Pesten signaleren
Om pesten op te lossen, is het belangrijk dat pesten gesignaleerd wordt. Alleen als we weten dat er gepest wordt, kunnen we er iets aan doen. Maar wanneer weet je dat er gepest wordt? Het is niet altijd gemakkelijk om pesten te signaleren en dat komt omdat:
- Pesten een complex groepsproces is, waarbij leerlingen meerdere rollen kunnen spelen. Pesters worden ondersteund door meelopers, versterkers en assistenten. Slachtoffers worden soms verdedigd door klasgenoten, maar er zijn ook buitenstaanders die weten dat er gepest wordt, maar niet ingrijpen. Iedereen heeft een rol in het groepsproces, maar deze rol kan wisselen.

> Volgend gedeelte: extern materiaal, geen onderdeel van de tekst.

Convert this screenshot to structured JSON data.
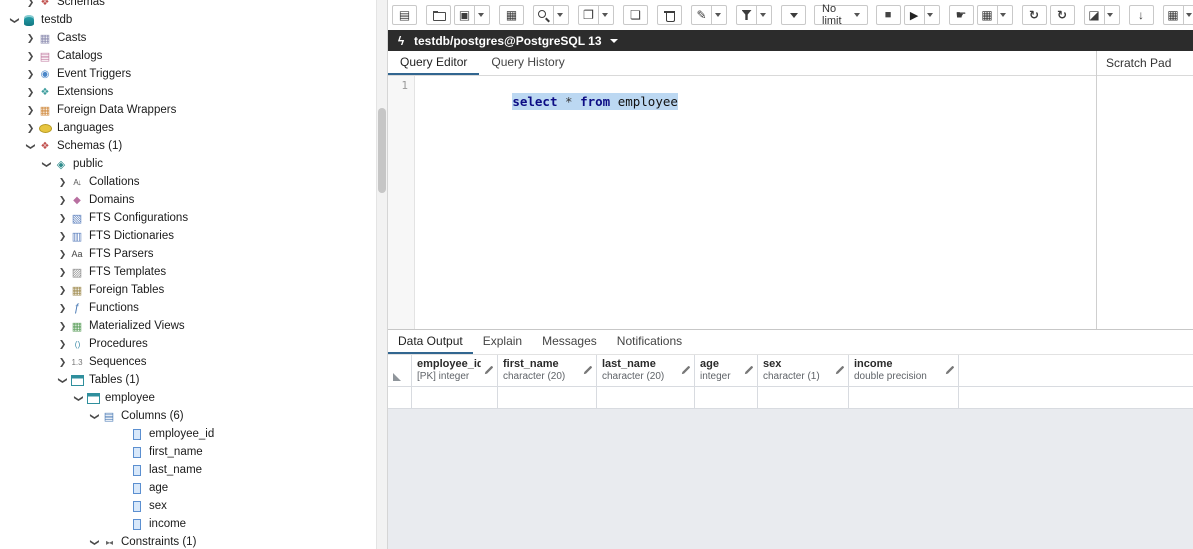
{
  "colors": {
    "accent": "#326690",
    "selection_bg": "#bcd8f2",
    "connection_bar_bg": "#2c2c2c"
  },
  "tree": {
    "items": [
      {
        "label": "Schemas",
        "level": 1,
        "chevron": "collapsed",
        "icon_class": "ti ti-schemas",
        "icon_name": "schemas-icon"
      },
      {
        "label": "testdb",
        "level": 0,
        "chevron": "expanded",
        "icon_class": "ti ti-db",
        "icon_name": "database-icon"
      },
      {
        "label": "Casts",
        "level": 1,
        "chevron": "collapsed",
        "icon_class": "ti ti-casts",
        "icon_name": "casts-icon"
      },
      {
        "label": "Catalogs",
        "level": 1,
        "chevron": "collapsed",
        "icon_class": "ti ti-catalogs",
        "icon_name": "catalogs-icon"
      },
      {
        "label": "Event Triggers",
        "level": 1,
        "chevron": "collapsed",
        "icon_class": "ti ti-event",
        "icon_name": "event-triggers-icon"
      },
      {
        "label": "Extensions",
        "level": 1,
        "chevron": "collapsed",
        "icon_class": "ti ti-ext",
        "icon_name": "extensions-icon"
      },
      {
        "label": "Foreign Data Wrappers",
        "level": 1,
        "chevron": "collapsed",
        "icon_class": "ti ti-fdw",
        "icon_name": "foreign-data-wrappers-icon"
      },
      {
        "label": "Languages",
        "level": 1,
        "chevron": "collapsed",
        "icon_class": "ti ti-lang",
        "icon_name": "languages-icon"
      },
      {
        "label": "Schemas (1)",
        "level": 1,
        "chevron": "expanded",
        "icon_class": "ti ti-schemas",
        "icon_name": "schemas-icon"
      },
      {
        "label": "public",
        "level": 2,
        "chevron": "expanded",
        "icon_class": "ti ti-schema",
        "icon_name": "schema-icon"
      },
      {
        "label": "Collations",
        "level": 3,
        "chevron": "collapsed",
        "icon_class": "ti ti-coll",
        "icon_name": "collations-icon"
      },
      {
        "label": "Domains",
        "level": 3,
        "chevron": "collapsed",
        "icon_class": "ti ti-domains",
        "icon_name": "domains-icon"
      },
      {
        "label": "FTS Configurations",
        "level": 3,
        "chevron": "collapsed",
        "icon_class": "ti ti-ftsc",
        "icon_name": "fts-configurations-icon"
      },
      {
        "label": "FTS Dictionaries",
        "level": 3,
        "chevron": "collapsed",
        "icon_class": "ti ti-ftsd",
        "icon_name": "fts-dictionaries-icon"
      },
      {
        "label": "FTS Parsers",
        "level": 3,
        "chevron": "collapsed",
        "icon_class": "ti ti-ftsp",
        "icon_name": "fts-parsers-icon"
      },
      {
        "label": "FTS Templates",
        "level": 3,
        "chevron": "collapsed",
        "icon_class": "ti ti-ftst",
        "icon_name": "fts-templates-icon"
      },
      {
        "label": "Foreign Tables",
        "level": 3,
        "chevron": "collapsed",
        "icon_class": "ti ti-ftables",
        "icon_name": "foreign-tables-icon"
      },
      {
        "label": "Functions",
        "level": 3,
        "chevron": "collapsed",
        "icon_class": "ti ti-func",
        "icon_name": "functions-icon"
      },
      {
        "label": "Materialized Views",
        "level": 3,
        "chevron": "collapsed",
        "icon_class": "ti ti-matv",
        "icon_name": "materialized-views-icon"
      },
      {
        "label": "Procedures",
        "level": 3,
        "chevron": "collapsed",
        "icon_class": "ti ti-proc",
        "icon_name": "procedures-icon"
      },
      {
        "label": "Sequences",
        "level": 3,
        "chevron": "collapsed",
        "icon_class": "ti ti-seq",
        "icon_name": "sequences-icon"
      },
      {
        "label": "Tables (1)",
        "level": 3,
        "chevron": "expanded",
        "icon_class": "ti ti-tables",
        "icon_name": "tables-icon"
      },
      {
        "label": "employee",
        "level": 4,
        "chevron": "expanded",
        "icon_class": "ti ti-table",
        "icon_name": "table-icon"
      },
      {
        "label": "Columns (6)",
        "level": 5,
        "chevron": "expanded",
        "icon_class": "ti ti-columns",
        "icon_name": "columns-icon"
      },
      {
        "label": "employee_id",
        "level": 6,
        "chevron": "none",
        "icon_class": "ti ti-column",
        "icon_name": "column-icon"
      },
      {
        "label": "first_name",
        "level": 6,
        "chevron": "none",
        "icon_class": "ti ti-column",
        "icon_name": "column-icon"
      },
      {
        "label": "last_name",
        "level": 6,
        "chevron": "none",
        "icon_class": "ti ti-column",
        "icon_name": "column-icon"
      },
      {
        "label": "age",
        "level": 6,
        "chevron": "none",
        "icon_class": "ti ti-column",
        "icon_name": "column-icon"
      },
      {
        "label": "sex",
        "level": 6,
        "chevron": "none",
        "icon_class": "ti ti-column",
        "icon_name": "column-icon"
      },
      {
        "label": "income",
        "level": 6,
        "chevron": "none",
        "icon_class": "ti ti-column",
        "icon_name": "column-icon"
      },
      {
        "label": "Constraints (1)",
        "level": 5,
        "chevron": "expanded",
        "icon_class": "ti ti-constraints",
        "icon_name": "constraints-icon"
      }
    ]
  },
  "toolbar": {
    "left_buttons": [
      {
        "name": "query-sections-button",
        "icon": "rows-icon"
      },
      {
        "name": "open-file-button",
        "icon": "folder-icon",
        "gap": true
      },
      {
        "name": "save-file-button",
        "icon": "save-icon",
        "dropdown": true
      },
      {
        "name": "view-data-button",
        "icon": "table-icon",
        "gap": true
      },
      {
        "name": "find-button",
        "icon": "search-icon",
        "dropdown": true,
        "gap": true
      },
      {
        "name": "copy-button",
        "icon": "copy-icon",
        "dropdown": true,
        "gap": true
      },
      {
        "name": "paste-button",
        "icon": "paste-icon",
        "gap": true
      },
      {
        "name": "delete-button",
        "icon": "trash-icon",
        "gap": true
      },
      {
        "name": "edit-button",
        "icon": "pencil-icon",
        "dropdown": true,
        "gap": true
      },
      {
        "name": "filter-button",
        "icon": "filter-icon",
        "dropdown": true,
        "gap": true
      },
      {
        "name": "filter-options-button",
        "icon": "chevron-down-icon",
        "gap": true
      }
    ],
    "limit_label": "No limit",
    "right_buttons": [
      {
        "name": "cancel-query-button",
        "icon": "stop-icon"
      },
      {
        "name": "execute-button",
        "icon": "play-icon",
        "dropdown": true
      },
      {
        "name": "commit-button",
        "icon": "hand-icon",
        "gap": true
      },
      {
        "name": "rollback-button",
        "icon": "grid-icon",
        "dropdown": true
      },
      {
        "name": "fetch-prev-button",
        "icon": "sync-icon",
        "gap": true
      },
      {
        "name": "fetch-next-button",
        "icon": "sync-icon"
      },
      {
        "name": "clear-button",
        "icon": "eraser-icon",
        "dropdown": true,
        "gap": true
      },
      {
        "name": "download-button",
        "icon": "download-icon",
        "gap": true
      },
      {
        "name": "macro-button",
        "icon": "macro-icon",
        "dropdown": true,
        "gap": true
      }
    ]
  },
  "connection": {
    "label": "testdb/postgres@PostgreSQL 13"
  },
  "editor": {
    "tabs": [
      {
        "label": "Query Editor",
        "active": true
      },
      {
        "label": "Query History",
        "active": false
      }
    ],
    "line_number": "1",
    "tokens": [
      {
        "text": "select ",
        "type": "keyword"
      },
      {
        "text": "* ",
        "type": "operator"
      },
      {
        "text": "from ",
        "type": "keyword"
      },
      {
        "text": "employee",
        "type": "identifier"
      }
    ]
  },
  "scratch_pad": {
    "title": "Scratch Pad"
  },
  "output": {
    "tabs": [
      {
        "label": "Data Output",
        "active": true
      },
      {
        "label": "Explain",
        "active": false
      },
      {
        "label": "Messages",
        "active": false
      },
      {
        "label": "Notifications",
        "active": false
      }
    ],
    "grid": {
      "columns": [
        {
          "name": "employee_id",
          "type": "[PK] integer"
        },
        {
          "name": "first_name",
          "type": "character (20)"
        },
        {
          "name": "last_name",
          "type": "character (20)"
        },
        {
          "name": "age",
          "type": "integer"
        },
        {
          "name": "sex",
          "type": "character (1)"
        },
        {
          "name": "income",
          "type": "double precision"
        }
      ]
    }
  }
}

- Er zijn vaak strategische pesters: deze kinderen pesten om hun status te verhogen. Ze kiezen het pestmoment uit, zodat ze niet betrapt worden door leerkrachten, maar zodat bijvoorbeeld andere klasgenoten het wel opmerken.
- Er zijn veel vormen van pesten: sommige vormen zijn gemakkelijk te signaleren, zoals fysiek (schoppen, slaan), materieel (spullen afpakken) en verbaal (uitschelden, beledigen) pesten. Andere vormen zijn veel lastiger te signaleren. Voorbeelden zijn relationeel (roddelen, buitensluiten) en digitaal (online op internet of via de mobiele telefoon) pesten. Bij verborgen vormen van pesten is het lastig om erachter te komen wie de pester is.
Signalen
Er zijn veel signalen die erop kunnen duiden dat een kind wordt gepest. Vaak gaat het om een verandering van het gedrag van het kind. Als leerkracht doe je er goed aan om erover te praten met de leerling en uit te zoeken wat er op school veranderd is. Je kan ook de de ouders betrekken. Zij kunnen vertellen of hun kind zich thuis ook anders gedraagt.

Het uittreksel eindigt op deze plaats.